Shek, who is a curator of visual arts, said she’s fulfilled her goal of bringing the highest quality of Israeli culture — whether it be art, movies, theater, music or authors — to the Bay Area.
And even after she’s gone, two large shows are in the works, with six prominent San Francisco galleries showcasing the works of Israeli artists in 2001, and an exhibit from the Israel Museum on its way to the M.H. de Young Memorial Museum in 2002.
“Maybe it sounds snobbish, but I think it’s better to bring the best, or bring nothing” she said.
Shek said most Bay Area residents are more likely to be interested in cultures closer to home, like Native American, Latino or Asian. Which made it more of a challenge to get people interested in the unique culture the Holy Land has to offer.
“I wanted to open windows,” she said, “and to know that 10 non-Jewish people came to see Israeli culture.”
And in the future, she said, she hopes Americans — non-Jews especially — will come to Israeli cultural events not because they are specifically Israeli, but because they are good.

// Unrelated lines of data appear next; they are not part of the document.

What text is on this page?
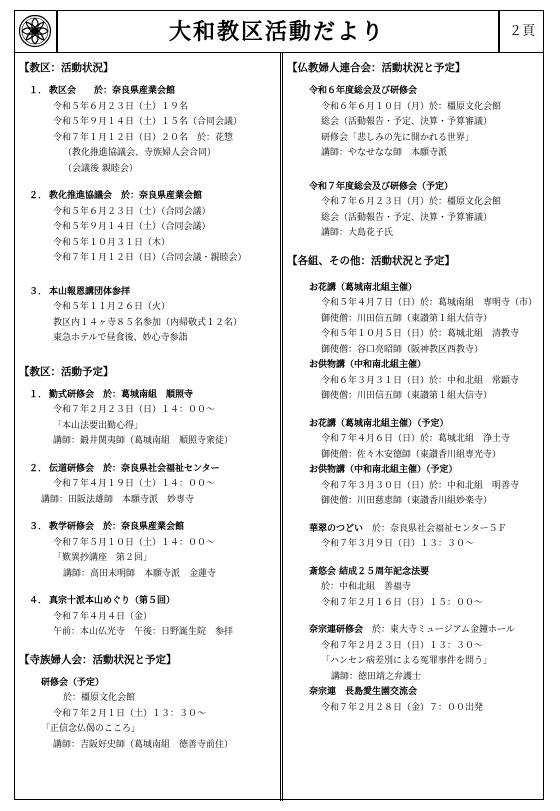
大和教区活動だより	２頁
【教区：活動状況】
１． 教区会　　 於：奈良県産業会館
令和５年６月２３日（土）１９名
令和５年９月１４日（土）１５名（合同会議）
令和７年１月１２日（日）２０名　於：花惣
（教化推進協議会、寺族婦人会合同）
（会議後 親睦会）
２． 教化推進協議会　 於：奈良県産業会館
令和５年６月２３日（土）（合同会議）
令和５年９月１４日（土）（合同会議）
令和５年１０月３１日（木）
令和７年１月１２日（日）（合同会議・親睦会）
３． 本山報恩講団体参拝
令和５年１１月２６日（火）
教区内１４ヶ寺８５名参加（内帰敬式１２名）
東急ホテルで昼食後、妙心寺参詣
【教区：活動予定】
１． 勤式研修会　 於：葛城南組　順照寺
令和７年２月２３日（日）１４：００～
「本山法要出勤心得」
講師：鍛井関夷師（葛城南組　順照寺衆徒）
２． 伝道研修会　 於：奈良県社会福祉センター
令和７年４月１９日（土）１４：００～
講師：田阪法雄師　本願寺派　妙専寺
３． 教学研修会　 於：奈良県産業会館
令和７年５月１０日（土）１４：００～
「歎異抄講座　第２回」
講師：高田未明師　本願寺派　金蓮寺
４． 真宗十派本山めぐり（第５回）
令和７年４月４日（金）
午前：本山仏光寺　午後：日野誕生院　参拝
【寺族婦人会：活動状況と予定】
研修会（予定）
於：橿原文化会館
令和７年２月１日（土）１３：３０～
「正信念仏偈のこころ」
講師：吉阪好史師（葛城南組　徳善寺前住）
【仏教婦人連合会：活動状況と予定】
令和６年度総会及び研修会
令和６年６月１０日（月）於：橿原文化会館
総会（活動報告・予定、決算・予算審議）
研修会「悲しみの先に開かれる世界」
講師：やなせなな師　本願寺派
令和７年度総会及び研修会（予定）
令和７年６月２３日（月）於：橿原文化会館
総会（活動報告・予定、決算・予算審議）
講師：大島花子氏
【各組、その他：活動状況と予定】
お花講（葛城南北組主催）
令和５年４月７日（日）於：葛城南組　専明寺（市）
御使僧：川田信五師（東讃第１組大信寺）
令和５年１０月５日（日）於：葛城北組　清教寺
御使僧：谷口亮昭師（阪神教区西教寺）
お供物講（中和南北組主催）
令和６年３月３１日（日）於：中和北組　常顕寺
御使僧：川田信五師（東讃第１組大信寺）
お花講（葛城南北組主催）（予定）
令和７年４月６日（日）於：葛城北組　浄土寺
御使僧：佐々木安德師（東讃香川組専光寺）
お供物講（中和南北組主催）（予定）
令和７年３月３０日（日）於：中和北組　明善寺
御使僧：川田慈恵師（東讃香川組妙楽寺）
華翠のつどい　 於：奈良県社会福祉センター５Ｆ
令和７年３月９日（日）１３：３０～
斎悠会 結成２５周年記念法要
於：中和北組　善福寺
令和７年２月１６日（日）１５：００～
奈宗連研修会　 於：東大寺ミュージアム金鐘ホール
令和７年２月２３日（日）１３：３０～
「ハンセン病差別による冤罪事件を問う」
講師：徳田靖之弁護士
奈宗連　長島愛生園交流会
令和７年２月２８日（金）７：００出発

Shek spoke of the importance of cooperation, and talked of her close relationship with the cultural attachés of Italy, Germany and France. Because Israel is home to only 5 million people, she feels this was a real accomplishment.
When Shek returns home, she’ll be working as an art adviser for Ben-Gurion University in the Negev Desert.

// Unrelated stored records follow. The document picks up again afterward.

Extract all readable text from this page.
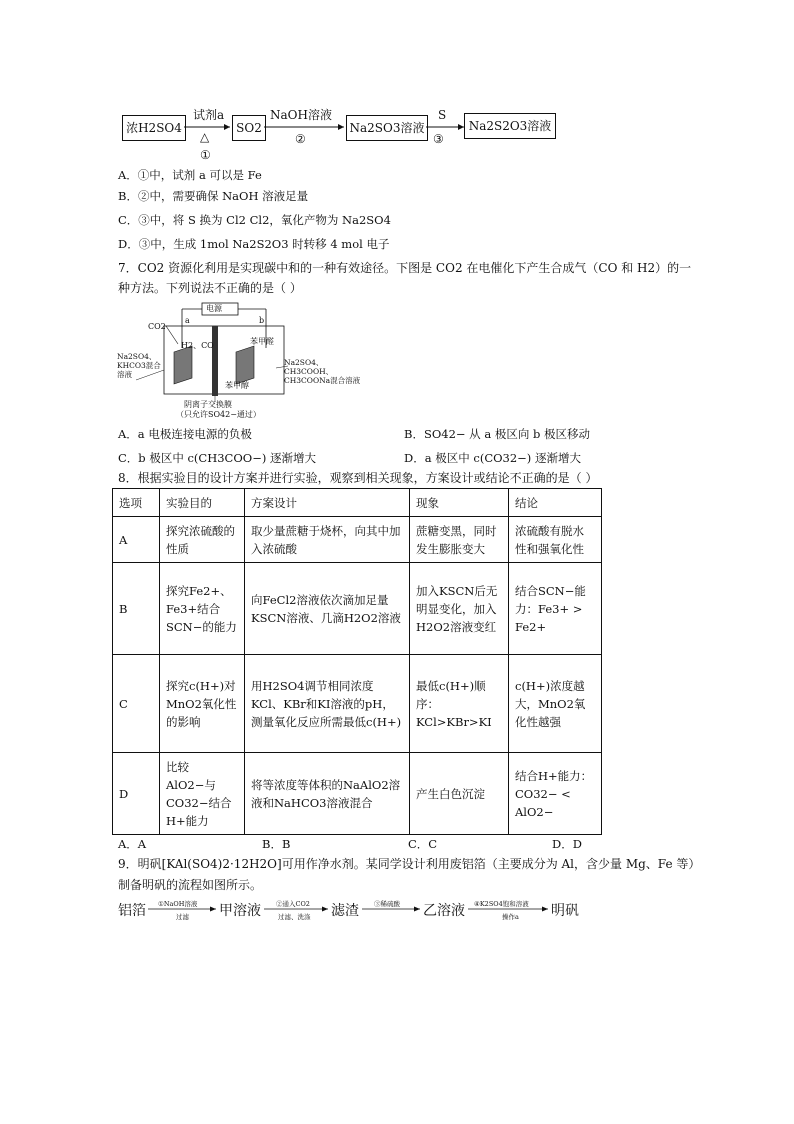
浓H2SO4
试剂a
△
①
SO2
NaOH溶液
②
Na2SO3溶液
S
③
Na2S2O3溶液
A．①中，试剂 a 可以是 Fe
B．②中，需要确保 NaOH 溶液足量
C．③中，将 S 换为 Cl2 Cl2，氧化产物为 Na2SO4
D．③中，生成 1mol Na2S2O3 时转移 4 mol 电子
7．CO2 资源化利用是实现碳中和的一种有效途径。下图是 CO2 在电催化下产生合成气（CO 和 H2）的一
种方法。下列说法不正确的是（ ）
电源
a	b
CO2
H2、CO	苯甲醛
苯甲醇
Na2SO4、KHCO3混合溶液
Na2SO4、CH3COOH、CH3COONa混合溶液
阴离子交换膜
（只允许SO42−通过）
A．a 电极连接电源的负极	B．SO42− 从 a 极区向 b 极区移动
C．b 极区中 c(CH3COO−) 逐渐增大	D．a 极区中 c(CO32−) 逐渐增大
8．根据实验目的设计方案并进行实验，观察到相关现象，方案设计或结论不正确的是（ ）
选项	实验目的	方案设计	现象	结论
A	探究浓硫酸的性质	取少量蔗糖于烧杯，向其中加入浓硫酸	蔗糖变黑，同时发生膨胀变大	浓硫酸有脱水性和强氧化性
B	探究Fe2+、Fe3+结合SCN−的能力	向FeCl2溶液依次滴加足量KSCN溶液、几滴H2O2溶液	加入KSCN后无明显变化，加入H2O2溶液变红	结合SCN−能力：Fe3+ > Fe2+
C	探究c(H+)对MnO2氧化性的影响	用H2SO4调节相同浓度KCl、KBr和KI溶液的pH，测量氧化反应所需最低c(H+)	最低c(H+)顺序：KCl>KBr>KI	c(H+)浓度越大，MnO2氧化性越强
D	比较AlO2−与CO32−结合H+能力	将等浓度等体积的NaAlO2溶液和NaHCO3溶液混合	产生白色沉淀	结合H+能力：CO32− < AlO2−
A．A	B．B	C．C	D．D
9．明矾[KAl(SO4)2·12H2O]可用作净水剂。某同学设计利用废铝箔（主要成分为 Al，含少量 Mg、Fe 等）
制备明矾的流程如图所示。
铝箔 ①NaOH溶液
过滤 甲溶液 ②通入CO2
过滤、洗涤 滤渣 ③稀硫酸 乙溶液 ④K2SO4饱和溶液
操作a 明矾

“This combines art, peace, education, high-tech, the future and Zionism,” she said.
As much as she exported Israeli culture to the Bay Area, Shek now hopes she can do the reverse: help import different cultures to Israel.

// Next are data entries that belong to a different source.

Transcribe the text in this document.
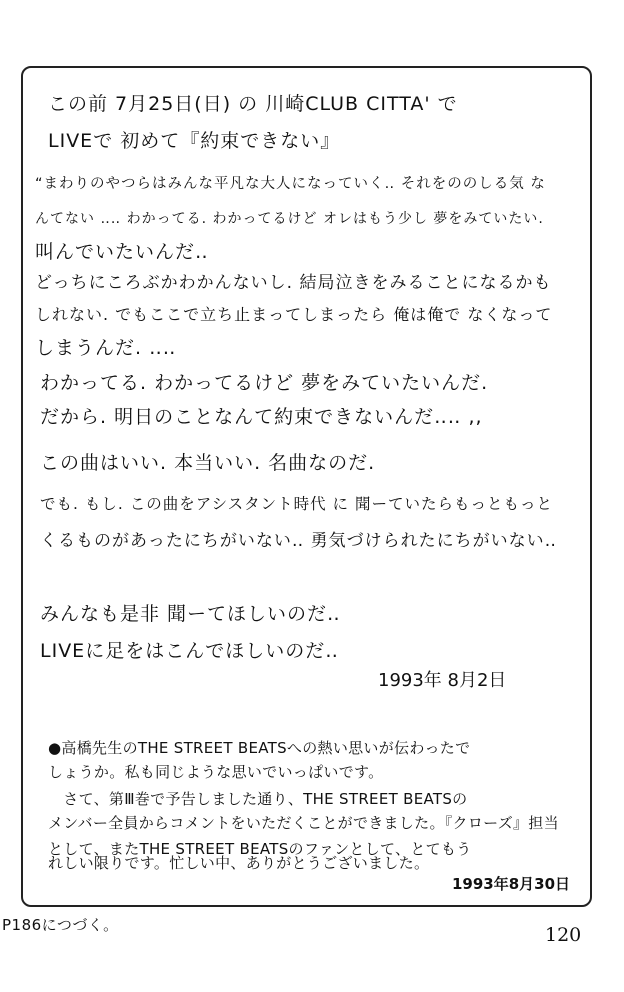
この前 7月25日(日) の 川崎CLUB CITTA' で
LIVEで 初めて『約束できない』
“まわりのやつらはみんな平凡な大人になっていく‥ それをののしる気 な
んてない ‥‥ わかってる. わかってるけど オレはもう少し 夢をみていたい.
叫んでいたいんだ‥
どっちにころぶかわかんないし. 結局泣きをみることになるかも
しれない. でもここで立ち止まってしまったら 俺は俺で なくなって
しまうんだ. ‥‥
わかってる. わかってるけど 夢をみていたいんだ.
だから. 明日のことなんて約束できないんだ‥‥ ,,
この曲はいい. 本当いい. 名曲なのだ.
でも. もし. この曲をアシスタント時代 に 聞ーていたらもっともっと
くるものがあったにちがいない‥ 勇気づけられたにちがいない‥
みんなも是非 聞ーてほしいのだ‥
LIVEに足をはこんでほしいのだ‥
1993年 8月2日
●高橋先生のTHE STREET BEATSへの熱い思いが伝わったで
しょうか。私も同じような思いでいっぱいです。
　さて、第Ⅲ巻で予告しました通り、THE STREET BEATSの
メンバー全員からコメントをいただくことができました。『クローズ』担当
として、またTHE STREET BEATSのファンとして、とてもう
れしい限りです。忙しい中、ありがとうございました。
1993年8月30日
P186につづく。	120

“Bringing the international to Israel is being a human being,” she said. “Jerusalem is an international town.”
“You have to know how to stir interest in the ‘other,’ not in a pushy way but in a mysterious way.”
Artists are leading the way at home, she said, with Israeli and Palestinian artists among the first to break old taboos and start a dialogue.
“My big dream in life is that we will have a place to bring Palestinian art to Tel Aviv, and show Israeli art in Jordan. If the artists begin the dialogue, the people will follow.”
With only the kindest words for the Bay Area Jewish community, Shek said she was so grateful for the warmth she and her husband, Consul General Daniel Shek, received from the moment they arrived.
“The local community has given me the strength to do what I did,” she said. “I’m so appreciative and thankful. You can bring art, but it means nothing if there’s no crowd to see it. They were the crowd.”
Describing Bay Area Jewry as “a remarkable community, with so much faith, optimism and good will,” Shek said her entire family had mixed feelings about returning home, her two sons included.
Saying leaving San Francisco was akin to leaving paradise, she said, “It’s difficult to separate yourselves from such a great experience,” adding that each family member had developed tremendously as a person by being here.
She thought Israel could learn from San Franciscans, who she said are so giving and receiving because they are so content with themselves.
“My dream is that Israeli society could become like this, but we’re not there yet.”
Shek said she had made so many friends here, whom she’s looking forward to seeing in Israel next year.
Her last words as cultural attaché, after thanking everyone for making her stay so memorable and fulfilling?
“If you see Israeli things, just go.”